DICAS FINAIS SOBRE PLANEJAMENTO SUCESSÓRIO

por | 26 / abr / 2021 | Civil, Família e Sucessões

TESTAMENTO – PARTE IV (FINAL)

Complementando o estudo das semanas anteriores, no qual foi possível verificar as regras de constituição de uma holding familiar e sua gestão, nessa semana, retrataremos sobre outro instrumento de grande importância para o planejamento sucessório: o testamento.

Alertamos que, via de regra, a constituição de uma holding familiar não substitui o testamento e vice-versa, para um planejamento sucessório adequado.
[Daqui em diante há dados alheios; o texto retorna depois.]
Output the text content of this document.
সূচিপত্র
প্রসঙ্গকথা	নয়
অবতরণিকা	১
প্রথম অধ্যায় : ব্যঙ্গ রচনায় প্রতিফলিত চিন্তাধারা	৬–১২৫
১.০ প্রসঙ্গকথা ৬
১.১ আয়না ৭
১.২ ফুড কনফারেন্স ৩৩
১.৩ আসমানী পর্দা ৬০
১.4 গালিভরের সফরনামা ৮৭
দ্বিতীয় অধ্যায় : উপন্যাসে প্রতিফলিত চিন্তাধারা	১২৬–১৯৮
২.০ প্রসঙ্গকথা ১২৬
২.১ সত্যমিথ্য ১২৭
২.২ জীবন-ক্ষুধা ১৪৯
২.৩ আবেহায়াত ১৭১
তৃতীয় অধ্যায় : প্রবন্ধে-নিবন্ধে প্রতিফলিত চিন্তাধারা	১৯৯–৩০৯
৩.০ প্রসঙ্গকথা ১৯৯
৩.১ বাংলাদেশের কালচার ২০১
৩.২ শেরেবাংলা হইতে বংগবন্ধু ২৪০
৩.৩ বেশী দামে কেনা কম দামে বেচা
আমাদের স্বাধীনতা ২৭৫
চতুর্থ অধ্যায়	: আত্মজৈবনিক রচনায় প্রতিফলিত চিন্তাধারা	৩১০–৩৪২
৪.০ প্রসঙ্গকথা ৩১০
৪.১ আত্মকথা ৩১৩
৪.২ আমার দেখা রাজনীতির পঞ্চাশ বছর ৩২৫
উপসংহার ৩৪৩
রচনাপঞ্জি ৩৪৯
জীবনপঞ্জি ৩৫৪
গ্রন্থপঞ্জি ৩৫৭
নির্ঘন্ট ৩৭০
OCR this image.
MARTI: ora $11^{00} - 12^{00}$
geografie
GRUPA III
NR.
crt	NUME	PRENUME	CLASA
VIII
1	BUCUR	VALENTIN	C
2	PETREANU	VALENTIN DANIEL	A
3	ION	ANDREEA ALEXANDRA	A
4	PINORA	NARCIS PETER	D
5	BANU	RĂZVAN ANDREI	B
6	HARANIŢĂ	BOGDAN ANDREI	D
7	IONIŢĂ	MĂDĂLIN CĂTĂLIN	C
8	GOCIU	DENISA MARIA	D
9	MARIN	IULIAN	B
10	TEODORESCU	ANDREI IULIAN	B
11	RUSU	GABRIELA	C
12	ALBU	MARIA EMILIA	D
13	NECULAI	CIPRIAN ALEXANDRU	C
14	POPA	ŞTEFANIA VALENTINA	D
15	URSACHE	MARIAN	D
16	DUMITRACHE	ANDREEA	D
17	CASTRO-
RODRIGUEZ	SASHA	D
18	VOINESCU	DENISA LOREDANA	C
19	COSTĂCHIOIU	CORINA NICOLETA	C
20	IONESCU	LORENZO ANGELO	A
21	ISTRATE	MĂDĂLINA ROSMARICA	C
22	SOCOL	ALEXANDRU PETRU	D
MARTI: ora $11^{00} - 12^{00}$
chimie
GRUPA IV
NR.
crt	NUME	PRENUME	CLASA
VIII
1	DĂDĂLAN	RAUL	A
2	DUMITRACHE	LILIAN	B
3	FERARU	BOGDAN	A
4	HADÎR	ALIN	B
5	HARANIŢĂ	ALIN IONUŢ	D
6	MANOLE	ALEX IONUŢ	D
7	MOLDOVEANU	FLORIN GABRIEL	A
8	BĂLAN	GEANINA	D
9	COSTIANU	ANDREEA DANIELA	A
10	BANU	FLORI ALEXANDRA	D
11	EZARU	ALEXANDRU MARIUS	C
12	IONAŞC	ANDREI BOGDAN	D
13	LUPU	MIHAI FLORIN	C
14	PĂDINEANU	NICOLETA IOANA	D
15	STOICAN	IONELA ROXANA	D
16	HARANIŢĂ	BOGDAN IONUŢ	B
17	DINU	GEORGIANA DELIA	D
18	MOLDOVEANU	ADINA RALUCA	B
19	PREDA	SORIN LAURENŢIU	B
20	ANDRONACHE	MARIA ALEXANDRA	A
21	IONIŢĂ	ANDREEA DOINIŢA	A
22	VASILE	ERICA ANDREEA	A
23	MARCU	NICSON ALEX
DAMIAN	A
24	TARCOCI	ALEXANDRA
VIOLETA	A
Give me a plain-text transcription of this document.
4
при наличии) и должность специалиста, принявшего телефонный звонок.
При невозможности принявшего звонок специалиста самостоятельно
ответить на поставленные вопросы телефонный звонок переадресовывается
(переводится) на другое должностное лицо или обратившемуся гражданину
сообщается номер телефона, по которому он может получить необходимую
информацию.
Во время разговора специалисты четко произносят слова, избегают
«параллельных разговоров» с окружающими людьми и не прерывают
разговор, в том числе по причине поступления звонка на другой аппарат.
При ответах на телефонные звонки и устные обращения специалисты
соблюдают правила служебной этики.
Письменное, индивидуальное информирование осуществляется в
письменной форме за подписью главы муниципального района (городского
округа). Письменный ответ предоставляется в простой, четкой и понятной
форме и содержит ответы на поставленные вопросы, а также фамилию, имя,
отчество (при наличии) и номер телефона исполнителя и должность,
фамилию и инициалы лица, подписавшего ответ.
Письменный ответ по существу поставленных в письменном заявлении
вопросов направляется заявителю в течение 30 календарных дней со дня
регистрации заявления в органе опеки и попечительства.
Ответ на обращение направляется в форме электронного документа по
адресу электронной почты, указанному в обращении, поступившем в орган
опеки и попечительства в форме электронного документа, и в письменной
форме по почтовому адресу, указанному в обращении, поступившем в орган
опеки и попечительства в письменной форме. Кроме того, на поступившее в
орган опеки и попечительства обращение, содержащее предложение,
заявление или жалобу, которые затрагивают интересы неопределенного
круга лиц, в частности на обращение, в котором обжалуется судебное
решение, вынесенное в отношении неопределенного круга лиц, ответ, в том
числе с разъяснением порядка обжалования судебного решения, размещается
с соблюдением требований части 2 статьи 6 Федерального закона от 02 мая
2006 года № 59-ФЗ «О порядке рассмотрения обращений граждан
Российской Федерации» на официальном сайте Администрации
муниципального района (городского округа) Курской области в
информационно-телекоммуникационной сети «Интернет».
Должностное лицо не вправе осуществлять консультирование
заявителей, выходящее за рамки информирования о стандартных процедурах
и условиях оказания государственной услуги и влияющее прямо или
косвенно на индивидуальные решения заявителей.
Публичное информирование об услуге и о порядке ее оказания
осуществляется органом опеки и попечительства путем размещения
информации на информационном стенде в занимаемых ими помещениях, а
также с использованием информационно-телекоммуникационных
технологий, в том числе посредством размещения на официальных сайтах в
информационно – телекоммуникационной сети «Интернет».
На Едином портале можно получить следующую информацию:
Assim, eis algumas sugestões para elaboração de um testamento, que também tem como propósito organizar e estruturar a sucessão patrimonial do testador e, via de consequência, da família.

Inicialmente, temos o art. 1.857, parágrafo 1º, do Código Civil, que prevê que o testamento poderá dispor a forma como o patrimônio do testador será distribuído e reservado (até mesmo da parte legitima, que é indisponível), tendo por escopo promover a harmonia futura entre os herdeiros e a continuidade dos negócios no seio familiar.

No testamento é possível declarar questões patrimoniais, existenciais e pessoais (art. 1.857, § 2.º, CC), tais como: se o casal viveu em união estável; reconhecer filho afetivo fora do casamento; destinar legados à terceiros por consideração; nomear inventariante e testamenteiro (embora não seja obrigatório nomear); tipo de funeral; lista de bens pessoais de valor afetivo e a sua destinação e distribuição com  critério de partilha de bens pessoais residuais pré-fixados por meio de sorteio com coordenação do testamenteiro, por exemplo.

O art. 1.987, do CC, estabelece a remuneração do testamenteiro (executor do testamento) de 1% a 5% da herança, e tal dispositivo legal pode ser usado como parâmetro para remuneração também do inventariante pré-definido em testamento.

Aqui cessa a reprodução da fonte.